L’Europe subventionne les délocalisations
La Banque européenne pour la reconstruction et le développement ( Berd), dont la France est l’un des principaux contributeurs, a octroyé le mercredi 29 mai, un prêt de 100 millions d’euros à l’équipementier automobile Faurecia, qui, ont le sait, connaît de graves difficultés.
Mauvaise nouvelle: cette obole est destinée à l’aider à développer des activités… au Maroc, en Russie, en Roumanie, en Tunisie et en Turquie. Cette aide européenne au leader français du secteur ( filiale à 57,4% du groupe PSA) est d’autant plus amusante que Faurecia a adopté, fin 2012, un plan de 3000 suppressions d’emplois en Europe occidentale.
Or ce prêt de la banque européenne approche, à raison d’un peu plus de 30 000 euros en moyenne par salarié éjecté – le coût des restructurations de Faurecia.
Lors de sa création en 1991, la Berd avait pour mission d’aider les pays d’ Europe de l’ Est à se convertir à l’économie de marché. Elle a étendu son champ d’action, en 2011, au sud de la Méditerranée. Mais rien, dans ses statuts, ne prévoit que ces aides s’effectuent au détriment des industries des pays donateurs, où des centaines de milliers de salariés quittent chaque année la chère économie de marché pour le chômage.
La Berd, décidément aux petits soins avec les constructeurs automobiles, a offert, l’an dernier, un prêt de 110 millions au groupe PSA – qui ferme l’usine d’ Aulnay – pour l’aider à produire, avec Mitsubishi, des voitures… en Russie. Pas moins de 125 000 voitures commercialisées sous les marques Peugeot, Citroën et Mitsubishi sortiront, dès 2015, de l’usine de Kalouga, dans la grande banlieue de Moscou.
Officiellement, la Berd “ne peut intervenir que dans les pays qui s’engagent à respecter les principes démocratiques. Le respect de l’environnement est un autre critère essentiel“.
Mais, parmi les 34 pays où elle “investit et opère“, se trouvent d’excellentes démocraties comme l’ Ouzbékistan, le Kirghizistan, le Tadjikistan ou le Turkménistan, autant de républiques dans lesquelles les journalistes se retrouvent parfois truffés de plomb, où les partis d’opposition ne sont même pas tolérés, où certains chefs d’Etat sont démocratiquement élus à vie, etc.
La BEI ( Banque européenne d’investissement), qui appartient aux Etats membre et doit, selon ses statuts, “mettre en oeuvre la politique de l’ UE“, n’est pas en reste. Elle a accordé, fin 2012, un crédit de 200 millions à Ford Europe pour l’aider au financement d’investissements lourds… en Turquie.
Dans le même temps, le constructeur américain supprimait 4 500 emplois en Belgique et en Angleterre.
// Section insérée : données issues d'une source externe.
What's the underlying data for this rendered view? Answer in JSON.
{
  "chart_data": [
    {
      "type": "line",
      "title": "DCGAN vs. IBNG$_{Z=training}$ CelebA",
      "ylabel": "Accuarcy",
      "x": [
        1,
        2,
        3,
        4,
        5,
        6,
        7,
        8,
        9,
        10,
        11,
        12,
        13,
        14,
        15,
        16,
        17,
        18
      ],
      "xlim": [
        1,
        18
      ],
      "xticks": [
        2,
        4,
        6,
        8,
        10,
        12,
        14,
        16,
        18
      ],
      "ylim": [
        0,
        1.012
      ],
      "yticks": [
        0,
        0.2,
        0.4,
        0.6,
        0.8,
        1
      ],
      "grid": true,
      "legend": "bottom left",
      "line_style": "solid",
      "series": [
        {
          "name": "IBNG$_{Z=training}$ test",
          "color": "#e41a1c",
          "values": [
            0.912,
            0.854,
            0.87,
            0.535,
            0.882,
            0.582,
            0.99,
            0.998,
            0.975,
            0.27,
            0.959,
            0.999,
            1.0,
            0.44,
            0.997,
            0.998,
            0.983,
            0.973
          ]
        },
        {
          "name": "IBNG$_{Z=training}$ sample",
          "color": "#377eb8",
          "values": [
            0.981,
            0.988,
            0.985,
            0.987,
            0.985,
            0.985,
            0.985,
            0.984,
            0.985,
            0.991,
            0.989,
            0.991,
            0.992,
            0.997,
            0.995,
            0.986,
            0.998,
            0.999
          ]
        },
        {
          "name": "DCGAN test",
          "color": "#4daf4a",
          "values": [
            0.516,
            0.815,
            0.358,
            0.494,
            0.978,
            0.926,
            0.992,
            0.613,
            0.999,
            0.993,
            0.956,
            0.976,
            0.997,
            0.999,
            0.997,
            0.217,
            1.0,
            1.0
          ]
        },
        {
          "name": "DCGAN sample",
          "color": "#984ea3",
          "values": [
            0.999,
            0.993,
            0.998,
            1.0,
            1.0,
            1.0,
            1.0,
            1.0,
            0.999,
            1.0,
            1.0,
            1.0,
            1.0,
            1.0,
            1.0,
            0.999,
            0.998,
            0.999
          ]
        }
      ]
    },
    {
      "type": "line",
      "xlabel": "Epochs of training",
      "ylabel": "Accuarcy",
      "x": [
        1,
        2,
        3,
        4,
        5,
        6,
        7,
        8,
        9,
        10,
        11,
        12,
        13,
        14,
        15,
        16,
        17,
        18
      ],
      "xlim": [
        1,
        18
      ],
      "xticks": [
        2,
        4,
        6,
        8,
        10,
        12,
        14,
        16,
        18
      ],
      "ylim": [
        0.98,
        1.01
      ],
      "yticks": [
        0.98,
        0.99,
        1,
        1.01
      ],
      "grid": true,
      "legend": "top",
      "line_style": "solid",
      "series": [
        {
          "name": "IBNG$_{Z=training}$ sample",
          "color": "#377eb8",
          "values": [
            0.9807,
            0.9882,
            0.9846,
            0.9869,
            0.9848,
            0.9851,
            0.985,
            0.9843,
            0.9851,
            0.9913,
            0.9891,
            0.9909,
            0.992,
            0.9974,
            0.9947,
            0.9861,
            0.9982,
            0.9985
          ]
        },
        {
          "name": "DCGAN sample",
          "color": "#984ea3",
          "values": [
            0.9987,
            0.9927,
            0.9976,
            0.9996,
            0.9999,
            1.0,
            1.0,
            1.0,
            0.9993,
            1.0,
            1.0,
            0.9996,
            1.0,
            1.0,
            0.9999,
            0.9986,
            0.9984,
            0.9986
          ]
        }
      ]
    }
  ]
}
En octobre 2009, la BEI s’était déjà fendue d’un prêt de 200 millions à Renault afin de contribuer à la construction d’une usine au… Maroc.
D’où une question quasi existentielle: pourquoi ces banques censées appliquer la politique de l’ Europe et financées par les Etats membres aident-elles des entreprises qui délocalisent ?
Aucune de ces institutions n’a souhaité répondre aux questions du Canard enchainé. “Normal, la BEI et la Berd ont horreur qu’on parle d’elles. Leur plus grand soucis est la discrétion“, sourit une responsable de l’ ONG Bankwatch Network, spécialisée dans la surveillance des institutions financières internationales.
Et d’accuser: “Elles agissent comme des banques commerciales, en oubliant leur mandat politique. Par exemple, quand elles prétendent aider l’économie égyptienne, leur aide ne va pas aux entreprises locales mais aux très grosses boîtes, notamment françaises.”
Certaines décisions, en particulier provenant de la BEI, devant se prendre à l’unanimité, la direction du Trésor, dont dépendent les administrateurs français de la Berd et de la BEI, pourrait mettre son veto à ces aides aux délocalisations honnies par Montebourg.
Mais c’est Moscovici qui contrôle le Trésor. Et il a toujours une sainte horreur des scènes de ménage entre Européens. Tant pis si les assiettes risquent encore de voler avec son collègue du Redressement productif.